The amount of energy in an object is related to concepts of space and time. This is true even in pre-relativity physics; because a swiftly-moving rock (one that covers a large space in a small time) has more energy than an identical rock that is moving slowly.
But the formula that relates speed to energy is different in relativity, because of its different picture of how space and time are related. In pre-relativity physics, an object gains speed proportionally to the square root of the work you do on it.

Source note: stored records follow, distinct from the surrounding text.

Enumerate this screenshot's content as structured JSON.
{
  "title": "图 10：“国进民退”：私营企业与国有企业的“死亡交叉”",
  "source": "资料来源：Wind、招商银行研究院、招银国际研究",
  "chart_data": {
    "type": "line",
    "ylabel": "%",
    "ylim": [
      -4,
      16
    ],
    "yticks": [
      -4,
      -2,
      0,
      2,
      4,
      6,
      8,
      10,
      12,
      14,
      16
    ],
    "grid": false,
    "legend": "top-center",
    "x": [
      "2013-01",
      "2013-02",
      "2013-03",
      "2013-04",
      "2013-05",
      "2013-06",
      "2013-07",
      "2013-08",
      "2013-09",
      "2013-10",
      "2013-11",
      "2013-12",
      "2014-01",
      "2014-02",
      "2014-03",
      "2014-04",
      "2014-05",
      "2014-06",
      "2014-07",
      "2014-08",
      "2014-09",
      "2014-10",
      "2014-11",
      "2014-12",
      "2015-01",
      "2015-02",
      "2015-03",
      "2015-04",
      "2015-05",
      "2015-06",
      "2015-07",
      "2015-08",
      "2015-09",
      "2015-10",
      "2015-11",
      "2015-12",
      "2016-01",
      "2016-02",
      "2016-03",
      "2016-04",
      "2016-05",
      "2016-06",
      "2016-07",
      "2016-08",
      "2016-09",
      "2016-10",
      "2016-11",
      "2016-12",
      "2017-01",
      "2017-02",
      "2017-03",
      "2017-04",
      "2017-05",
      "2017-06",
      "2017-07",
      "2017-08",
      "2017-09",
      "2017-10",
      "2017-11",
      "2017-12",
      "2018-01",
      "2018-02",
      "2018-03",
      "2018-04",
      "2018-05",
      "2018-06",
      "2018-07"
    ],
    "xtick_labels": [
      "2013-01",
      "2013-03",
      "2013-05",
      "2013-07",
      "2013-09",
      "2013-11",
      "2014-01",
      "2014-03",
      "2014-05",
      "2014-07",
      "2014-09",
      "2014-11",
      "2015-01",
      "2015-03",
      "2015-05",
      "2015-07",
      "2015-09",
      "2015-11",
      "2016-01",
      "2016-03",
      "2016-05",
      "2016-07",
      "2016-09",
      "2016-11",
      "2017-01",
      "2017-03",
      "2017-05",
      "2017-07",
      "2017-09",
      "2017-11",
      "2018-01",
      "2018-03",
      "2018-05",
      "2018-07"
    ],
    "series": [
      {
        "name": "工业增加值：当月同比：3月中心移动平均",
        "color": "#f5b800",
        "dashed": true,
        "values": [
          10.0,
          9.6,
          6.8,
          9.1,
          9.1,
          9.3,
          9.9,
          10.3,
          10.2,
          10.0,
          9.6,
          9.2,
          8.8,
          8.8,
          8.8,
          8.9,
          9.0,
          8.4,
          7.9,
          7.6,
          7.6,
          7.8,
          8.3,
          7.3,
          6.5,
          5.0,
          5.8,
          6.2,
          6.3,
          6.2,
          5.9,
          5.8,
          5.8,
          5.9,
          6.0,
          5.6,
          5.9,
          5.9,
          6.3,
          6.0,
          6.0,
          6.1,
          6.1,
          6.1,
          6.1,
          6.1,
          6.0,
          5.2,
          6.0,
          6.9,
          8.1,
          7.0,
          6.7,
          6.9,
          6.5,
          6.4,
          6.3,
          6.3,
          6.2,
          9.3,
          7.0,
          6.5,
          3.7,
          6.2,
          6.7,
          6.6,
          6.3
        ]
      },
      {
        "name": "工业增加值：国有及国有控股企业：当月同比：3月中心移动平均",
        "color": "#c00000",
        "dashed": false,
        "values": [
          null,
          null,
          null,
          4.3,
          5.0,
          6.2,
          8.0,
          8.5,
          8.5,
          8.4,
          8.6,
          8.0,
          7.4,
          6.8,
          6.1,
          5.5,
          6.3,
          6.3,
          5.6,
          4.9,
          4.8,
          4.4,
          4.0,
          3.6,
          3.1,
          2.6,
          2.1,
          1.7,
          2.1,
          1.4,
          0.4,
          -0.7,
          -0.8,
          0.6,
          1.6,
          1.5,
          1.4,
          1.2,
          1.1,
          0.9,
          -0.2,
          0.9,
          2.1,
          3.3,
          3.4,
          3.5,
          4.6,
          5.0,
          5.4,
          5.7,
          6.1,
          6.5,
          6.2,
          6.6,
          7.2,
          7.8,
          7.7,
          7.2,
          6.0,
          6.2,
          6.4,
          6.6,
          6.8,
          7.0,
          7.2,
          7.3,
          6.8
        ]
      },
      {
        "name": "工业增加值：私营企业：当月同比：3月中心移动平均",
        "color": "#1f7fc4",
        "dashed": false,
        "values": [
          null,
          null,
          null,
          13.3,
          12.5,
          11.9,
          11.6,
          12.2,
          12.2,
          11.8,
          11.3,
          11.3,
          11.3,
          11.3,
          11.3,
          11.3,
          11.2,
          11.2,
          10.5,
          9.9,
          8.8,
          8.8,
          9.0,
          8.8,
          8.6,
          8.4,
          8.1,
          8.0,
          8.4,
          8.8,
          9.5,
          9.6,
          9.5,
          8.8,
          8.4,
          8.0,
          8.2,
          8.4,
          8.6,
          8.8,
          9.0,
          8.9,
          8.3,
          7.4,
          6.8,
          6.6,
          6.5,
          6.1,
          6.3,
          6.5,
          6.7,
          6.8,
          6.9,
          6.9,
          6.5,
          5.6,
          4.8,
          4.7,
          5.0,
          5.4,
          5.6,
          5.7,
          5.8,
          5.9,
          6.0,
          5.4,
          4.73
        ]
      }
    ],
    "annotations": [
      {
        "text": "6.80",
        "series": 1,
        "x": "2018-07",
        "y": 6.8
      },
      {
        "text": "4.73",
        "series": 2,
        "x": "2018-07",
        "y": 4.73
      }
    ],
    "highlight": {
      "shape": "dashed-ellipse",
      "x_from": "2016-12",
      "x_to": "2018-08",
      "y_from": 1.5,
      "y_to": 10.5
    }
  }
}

That means that (we thought) you could increase an object's speed to any given value, just by pouring a sufficient amount of energy (work) into it.
But relativity says that energy, space and time are related in a different mathematical way; so that in fact as you do more and more work on the object, its speed asymptotically approaches a fixed limit (which is of course "c").
This different mathematical relationship means that an object "behaves as if" it had more mass as its speed increases. It might be better to say it has more "inertia," or resistance to change; in particular, as its speed approaches "c", it becomes increasingly difficult (requires ever more work) to accelerate the object. The object seems to be more "sluggish," as though its mass has increased. And in some equations, it's useful to plug in the so-called "relativistic mass" and treat it as though it were "real" mass. But this is more in the way of a mathematical trick; nothing about the internal nature of the object changes.